Même les personnes assises au fond de la salle pouvaient ainsi comprendre ce que j’étais en train de faire à chaque instant.
Après la démonstration, les enfants sont venus se rassembler autour de la scène. Je leur ai expliqué les différents ustensiles et j’ai continué à leur parler du thé et de la culture japonaise.
Certaines de leurs questions étaient particulièrement amusantes.
Ils nous appelaient, M. Kimura et moi, « samouraïs » à cause de nos hakama, et certains, en montrant nos kimonos, nous demandaient de quels personnages d’anime nous étions les costumes.
Je me suis alors demandé si certains d’entre eux avaient réellement compris le temae.
Mais après tout, c’est parfaitement compréhensible. Lorsqu’on n’a jamais vu quelque chose auparavant, comment pourrait-on immédiatement en comprendre le sens ?
Cette expérience m’a une nouvelle fois fait prendre conscience de la nécessité de faire davantage connaître la Voie du thé.
Ils étaient si nombreux à vouloir poser des questions que, pour les plus simples, il semble même que des membres de l’Ambassade et l’agent chargé de notre sécurité, qui se trouvait à côté de moi, aient participé aux réponses.
Puis, lorsque j’ai accepté de prendre quelques photographies avec eux, une longue file s’est immédiatement formée : chacun voulait son tour.

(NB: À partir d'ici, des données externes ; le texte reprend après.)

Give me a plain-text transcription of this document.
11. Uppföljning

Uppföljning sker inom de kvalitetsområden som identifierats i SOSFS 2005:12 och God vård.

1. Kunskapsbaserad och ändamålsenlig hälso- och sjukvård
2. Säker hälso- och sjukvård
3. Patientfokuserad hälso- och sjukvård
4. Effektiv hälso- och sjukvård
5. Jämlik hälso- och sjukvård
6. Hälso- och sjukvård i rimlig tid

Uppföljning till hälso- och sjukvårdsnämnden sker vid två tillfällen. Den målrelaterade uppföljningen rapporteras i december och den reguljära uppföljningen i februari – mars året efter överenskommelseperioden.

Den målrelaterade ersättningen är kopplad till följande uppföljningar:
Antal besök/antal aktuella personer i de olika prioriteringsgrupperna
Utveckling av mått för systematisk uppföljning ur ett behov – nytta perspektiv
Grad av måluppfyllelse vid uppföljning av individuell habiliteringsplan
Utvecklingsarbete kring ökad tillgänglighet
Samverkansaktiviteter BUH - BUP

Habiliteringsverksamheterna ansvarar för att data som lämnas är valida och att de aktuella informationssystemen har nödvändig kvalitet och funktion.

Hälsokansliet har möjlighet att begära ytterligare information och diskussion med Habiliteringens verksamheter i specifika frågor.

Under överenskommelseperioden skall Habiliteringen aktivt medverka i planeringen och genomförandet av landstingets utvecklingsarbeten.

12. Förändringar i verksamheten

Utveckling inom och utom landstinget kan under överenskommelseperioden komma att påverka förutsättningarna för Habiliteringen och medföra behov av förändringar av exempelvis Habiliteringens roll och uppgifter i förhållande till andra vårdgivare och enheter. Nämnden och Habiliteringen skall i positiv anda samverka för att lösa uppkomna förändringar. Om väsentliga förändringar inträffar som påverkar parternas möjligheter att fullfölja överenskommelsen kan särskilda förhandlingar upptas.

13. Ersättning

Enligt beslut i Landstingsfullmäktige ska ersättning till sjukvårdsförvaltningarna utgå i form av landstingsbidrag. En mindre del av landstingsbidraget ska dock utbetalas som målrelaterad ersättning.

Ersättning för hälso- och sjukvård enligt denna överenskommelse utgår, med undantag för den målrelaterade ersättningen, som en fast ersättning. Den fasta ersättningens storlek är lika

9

Le fait qu’ils aient attendu patiemment leur tour, en respectant parfaitement l’ordre de la file, m’a beaucoup touché et m’a fait ressentir leur sincérité et leur innocence.
Transmettre quelque chose à des personnes qui n’en savent absolument rien est une responsabilité considérable.
Mais si personne ne fait le premier pas, rien ne changera jamais.
Pour ces enfants qui aiment déjà profondément le Japon, cette rencontre constituait sans aucun doute une occasion exceptionnelle d’en découvrir davantage sur notre pays et sa culture.
J’ai maintenant visité l’Algérie à trois reprises et, à chaque fois, j’ai essayé, à ma manière, d’imaginer de nouvelles façons de faire découvrir la culture du thé aux Algériens.
Je me suis moi-même attaché à ce pays. Si une nouvelle occasion se présente, je serai donc heureux d’y revenir.
Mais au-delà de ma propre expérience, j’espère sincèrement que de nombreux autres maîtres et pratiquants de thé viendront en Algérie pour y faire découvrir le thé comme une expression globale de la culture japonaise.
Enfin, je tiens à exprimer ma profonde gratitude à Son Excellence M. Seiya Fujiwara, Ambassadeur du Japon en Algérie, et à son épouse, ainsi qu’à l’ensemble du personnel de l’Ambassade du Japon en Algérie, pour leur accueil chaleureux et leur généreux soutien.